Judul :
Adriana, Labirin Cinta di Kilometer Nol
Pengarang :
Fajar Nugros dan Artasya Sudirman
Editor :
Azzura Dayana dan Nessy Apriyani
Cetakan :
Januari 2010
Tebal :
400 halaman
Penerbit :
Lingkar Pena
“Jika karpet itu berganti lima
kali, aku akan menjumpaimu di tempat dua ular saling berlilitan pada
tongkatnya, saat Proklamasi dibacakan.”
Potongan teka-teki yang
berkenaan dengan sejarah yang tertera di sampul belakang buku ini sudah lebih
dari cukup untuk memaksa saya membeli buku ini, dan membacanya segera karena
untungnya (atau malah sayangnya) novel ini tidak serumit kelihatannya. Konsep
yang diusungnya sih bagus dan kreatif, demikian pula cara penulisannya. Penulis
hendak memadukan pelajaran sejarah dengan kisah roman ala remaja metropolitan. Sebuah
konsep yang bagus dan unik, mungkin belum pernah ada sebelumnya. Jadi, cintanya
dapet, pelajaran sejarahnya pun dapat. Secara teknik penulisan, buku ini
menggunakan dua penulis yang masing-masing mengisahkan setengah dari buku ini.

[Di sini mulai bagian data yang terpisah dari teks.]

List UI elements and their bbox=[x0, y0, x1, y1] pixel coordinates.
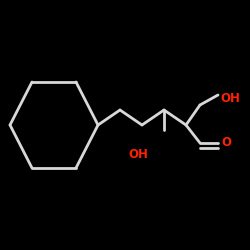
Text: OH: OH bbox=[128, 148, 148, 161]
Text: OH: OH bbox=[220, 92, 240, 105]
Text: O: O bbox=[221, 136, 231, 149]
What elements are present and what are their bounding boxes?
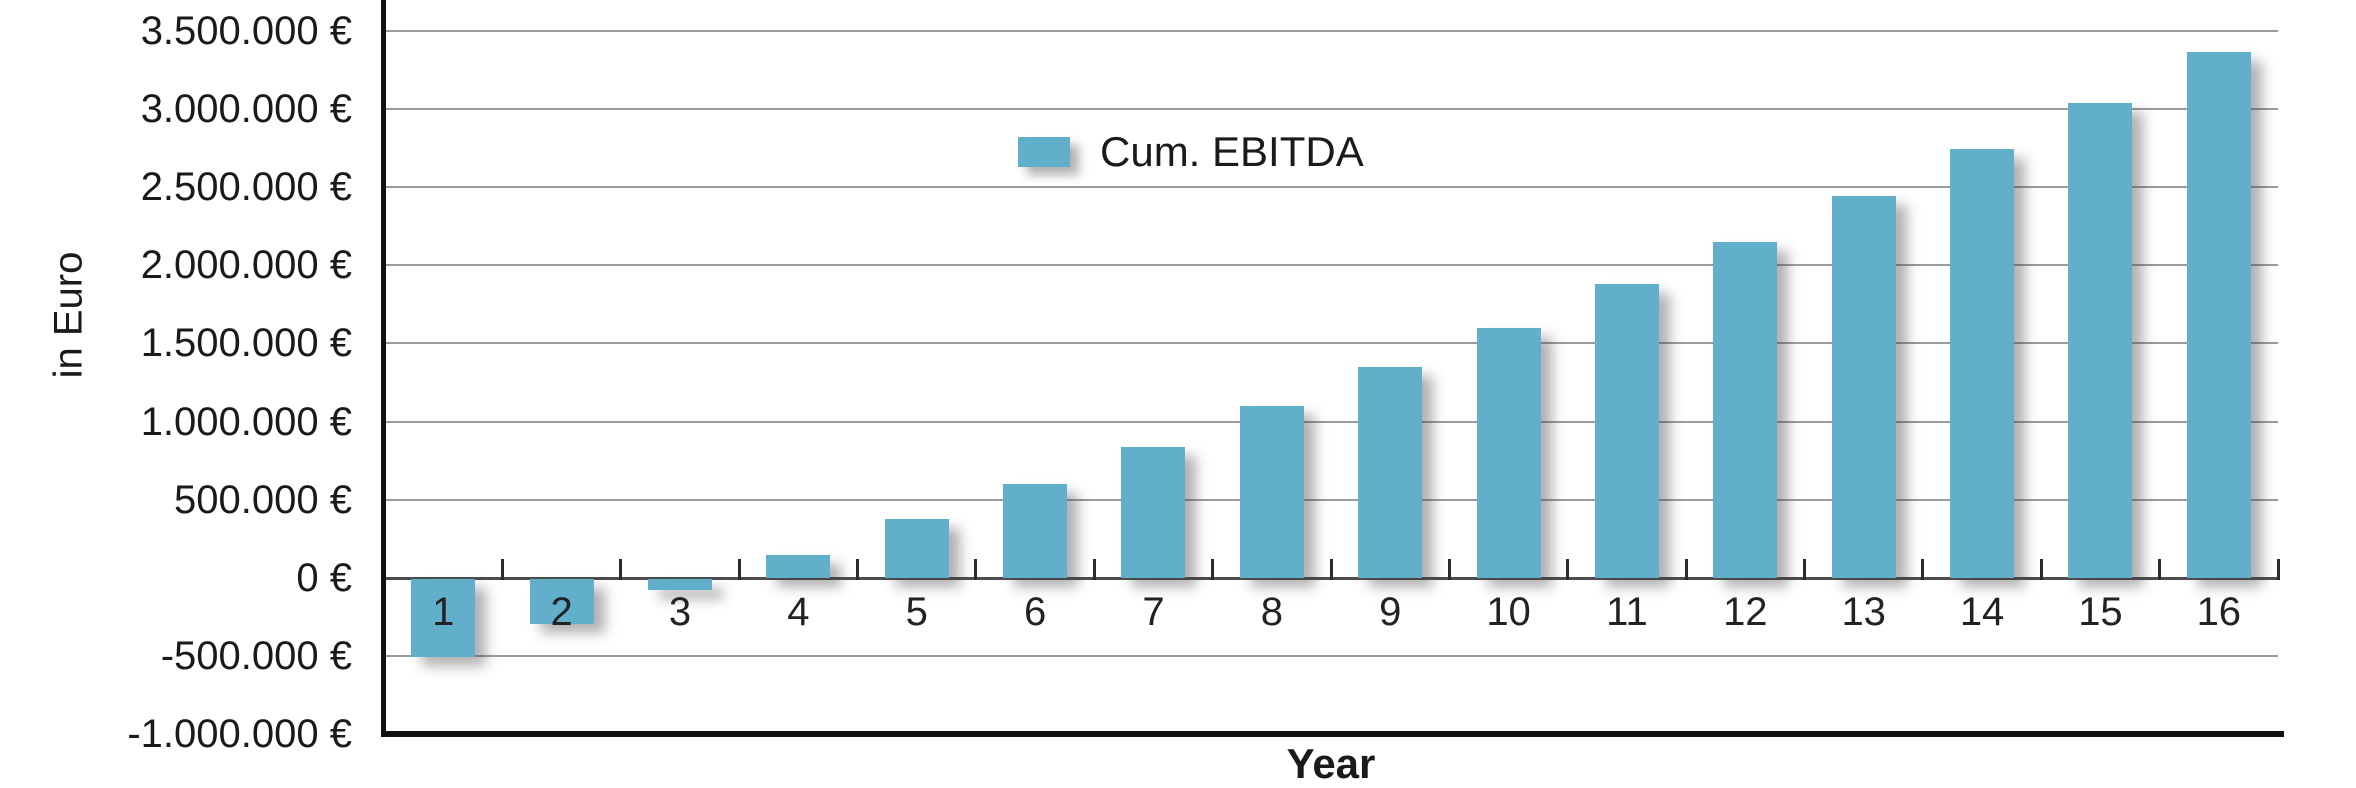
bar-year-9 [1358,366,1423,578]
x-axis-tick-8 [1329,559,1333,580]
x-axis-tick-9 [1447,559,1451,580]
x-category-label-7: 7 [1142,590,1165,634]
x-axis-tick-13 [1921,559,1925,580]
bar-year-6 [1003,484,1068,578]
bar-year-12 [1713,241,1778,578]
gridline-1500000 [384,342,2278,345]
bar-year-15 [2068,102,2133,578]
gridline-3500000 [384,29,2278,32]
gridline--500000 [384,655,2278,658]
x-axis-tick-6 [1092,559,1096,580]
x-axis-tick-10 [1566,559,1570,580]
x-category-label-16: 16 [2196,590,2242,634]
y-tick-label-6: 500.000 € [174,477,352,522]
x-category-label-10: 10 [1486,590,1531,634]
bar-year-2 [529,579,594,625]
x-axis-tick-2 [619,559,623,580]
x-axis-title: Year [1286,740,1376,787]
y-axis-title: in Euro [46,251,91,379]
y-tick-label-8: -500.000 € [160,634,352,679]
x-axis-tick-14 [2039,559,2043,580]
y-tick-label-3: 2.000.000 € [140,243,352,288]
bar-year-13 [1831,196,1896,578]
gridline-2000000 [384,264,2278,267]
y-tick-label-4: 1.500.000 € [140,321,352,366]
x-category-label-12: 12 [1723,590,1768,634]
x-axis-tick-7 [1211,559,1215,580]
gridline-3000000 [384,107,2278,110]
x-category-label-3: 3 [668,590,692,634]
x-axis-tick-1 [500,559,504,580]
x-category-label-14: 14 [1959,590,2005,634]
x-category-label-5: 5 [905,590,928,634]
gridline-2500000 [384,186,2278,188]
bar-year-1 [411,579,476,658]
x-category-label-13: 13 [1841,590,1886,634]
bar-year-14 [1950,149,2015,578]
legend: Cum. EBITDA [1018,128,1364,176]
x-category-label-9: 9 [1379,590,1402,634]
y-tick-label-1: 3.000.000 € [140,86,352,131]
x-axis-tick-11 [1684,559,1688,580]
x-axis-tick-3 [737,559,741,580]
y-tick-label-9: -1.000.000 € [127,712,352,757]
x-axis-tick-16 [2276,559,2280,580]
x-category-label-8: 8 [1260,590,1283,634]
bar-year-11 [1594,283,1659,578]
x-category-label-2: 2 [550,590,573,634]
x-axis-bottom-frame [381,731,2284,738]
x-axis-tick-12 [1803,559,1806,580]
x-axis-tick-5 [974,559,978,580]
y-tick-label-2: 2.500.000 € [140,165,352,209]
bar-year-16 [2186,52,2251,578]
x-category-label-1: 1 [432,590,455,634]
bar-year-10 [1476,327,1541,578]
y-tick-label-5: 1.000.000 € [140,399,352,444]
y-tick-label-0: 3.500.000 € [140,8,352,53]
x-category-label-4: 4 [787,590,810,634]
gridline-1000000 [384,420,2278,423]
x-axis-tick-15 [2158,559,2162,580]
y-axis-line [381,0,386,738]
x-category-label-11: 11 [1606,590,1648,634]
bar-year-5 [884,518,949,578]
x-axis-tick-4 [856,559,859,580]
bar-year-3 [647,579,712,590]
bar-year-4 [766,554,831,578]
bar-year-8 [1239,405,1304,578]
legend-label: Cum. EBITDA [1100,128,1364,175]
y-tick-label-7: 0 € [296,556,352,600]
x-category-label-6: 6 [1023,590,1047,634]
x-category-label-15: 15 [2078,590,2123,634]
legend-swatch-cum-ebitda [1018,137,1070,167]
bar-year-7 [1121,446,1186,578]
gridline-500000 [384,498,2278,501]
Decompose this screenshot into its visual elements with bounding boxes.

Novel Adriana mengisahkan tentang upaya
pengejaran cinta sejati seorang pemuda demi menemui gadis pujaannya. Awalnya,
mereka bertemu tanpa sengaja di lift Perpustakaan Nasional. Kemudian, si pemuda
berusaha mencari tahu tentang gadis manis itu. Sayangnya, si gadis terlalu pintar
sehingga ia iseng memberikan teka-teki kepadanya. Masing-masing teka-teki
merujuk pada satu peristiwa bersejarah yang terjadi di speutar kota Jakarta
(atau Batavia). Jadi, si cowok harus memecahkan teka-teki yang diberikan oleh
si gadis dan kemudian menuju tempat yang dirujuk oleh teka-teki tersebut. Nah,
ini yang asik. Buku ini mirip Angel and
Demon-nya Dan Brown.
Melalui
teka-teki yang diberikan Adriana, kita akan diajak berkeliling Jakarta. Melihat
dan menguak simbol-simbol dari berbagai patung dan monumen yang bertebaran di
kota ini. Mulai dari Patung Selamat Datang, Semanggi, Bundaran HI, Patung
Pancoran, hingga Monas sebagi landmark Jakarta. Asyik benar mengikuti
petualangan Mamen, si pemuda itu, dalam mengejar gadis pujaannya. Secara tidak
langsung, kita belajar banyak hal tentang sejarah bangsa dalam buku ini. Selain
itu, kisah cinta mereka juga dituturkan secara mengalir dan menyenangkan
(terutama di paruh pertama karya Fajar Nugros).
Kekurangan
buku ini adalah pada paruh kedua, pada sudut pandang Adriana. Untuk paruh
pertama yang menjadi sudut pandang Mamen, saya masih bisa mengikuti alur cerita
sambil menikmati satu per satu teka-teki yang ada (dan belajar banyak hal
tentang sejarah Indonesia). Sayangnya,
di bagian kedua, teka-tekinya ternyata berulang. Bagian kedua ini juga tidak
konsisten dalam mengambil sudat pandang. Paragafnya patah-patah dan satu bagian
bisa merupakan pengisahan dari beberapa sudut pandang. Pembaca mungkin harus
membacanya dua kali untuk lebih memahami alur dan memasukkannya ke dalam cerita
yang sedang berjalan. Namun, terlepas dari kekurangan kecil ini, buku ini sangat layak dibaca olrh para remaja yang
menginginkan bacaan bertema remaja sekaligus berbobot. Pembaca muda akan menyenangi
kisah cinta Mamen dan Adriana, sementara pembaca umum pasti terpesona dengan
teka-teki dan berbagai informasi historis di dalamnya.